In September 2017, the 38-year-old energy consultant — an alumni of the same South African school as Elon Musk — spent $12,000 and five months on a waiting list to be one of the few hundred Australian owners of a Tesla Powerwall 2.
The 120 kilogram battery is charged by integrated solar panels during the day, storing excess energy for use through the night.
When an outage strikes, the Powerwall is supposed to automatically take over as the home's main power source, effectively taking it off the grid.
For an hour, Mr Prins' house was the only one on his street with a running fridge.
He was surprised the battery worked as advertised.
"It was always meant to work in theory but there was never a way to test it," he said."I'm pretty pleased — there's a certain sense of Machiavellian satisfaction to it ... kind of being out for yourself."
Leia*, who works in advertising and lives across the road from Mr Prins, was scrambling to meet a deadline when she suddenly lost power to her laptop.
Mr Prin's neighbour Monique Munro, 55, was vacuuming when "everything suddenly turned off".
Her husband, who works at Bondi Junction, was also left in the dark.
Both Leia and Ms Munro's homes were outfitted with solar panels, but because both rely on the grid to circulate energy through the home, neither could keep the fans spinning as the temperature reached about 35 degrees Celsius.

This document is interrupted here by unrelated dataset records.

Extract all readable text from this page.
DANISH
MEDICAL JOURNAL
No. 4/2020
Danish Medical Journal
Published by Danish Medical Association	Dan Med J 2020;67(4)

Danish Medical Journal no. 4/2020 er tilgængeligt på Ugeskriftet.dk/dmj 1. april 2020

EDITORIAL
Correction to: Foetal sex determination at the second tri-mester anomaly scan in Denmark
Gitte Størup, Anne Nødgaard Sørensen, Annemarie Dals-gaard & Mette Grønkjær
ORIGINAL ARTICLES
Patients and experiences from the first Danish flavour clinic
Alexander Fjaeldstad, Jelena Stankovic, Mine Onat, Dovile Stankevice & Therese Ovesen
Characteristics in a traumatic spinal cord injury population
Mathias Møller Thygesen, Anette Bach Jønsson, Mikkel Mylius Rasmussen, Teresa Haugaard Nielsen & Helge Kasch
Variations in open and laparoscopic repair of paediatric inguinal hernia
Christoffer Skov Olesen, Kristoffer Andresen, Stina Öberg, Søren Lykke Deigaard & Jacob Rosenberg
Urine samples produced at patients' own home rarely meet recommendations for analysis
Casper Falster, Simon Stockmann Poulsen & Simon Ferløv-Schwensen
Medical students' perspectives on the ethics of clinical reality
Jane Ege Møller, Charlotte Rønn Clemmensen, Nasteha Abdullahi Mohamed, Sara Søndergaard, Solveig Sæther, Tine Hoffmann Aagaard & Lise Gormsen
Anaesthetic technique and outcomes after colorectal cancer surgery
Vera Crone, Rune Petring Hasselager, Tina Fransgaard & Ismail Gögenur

Despite his little oasis and saving his family about $3,000 a year on their electricity bill, Mr Prins did not think Powerwalls were cost-efficient.
"Not unless you had a life support system running," he joked."Personally it's nice, but thinking a bit broader I'd rather be interacting in a smarter way with the grid."
He said he would rather a more dynamic grid system involving smart metres to inform efficient power usage.
"When the grid goes down, it goes down," he said.
"But [when it does] maybe there's a way I could be supplying my neighbour with power too, or vice versa?"
*Leia did not wish to use her real name.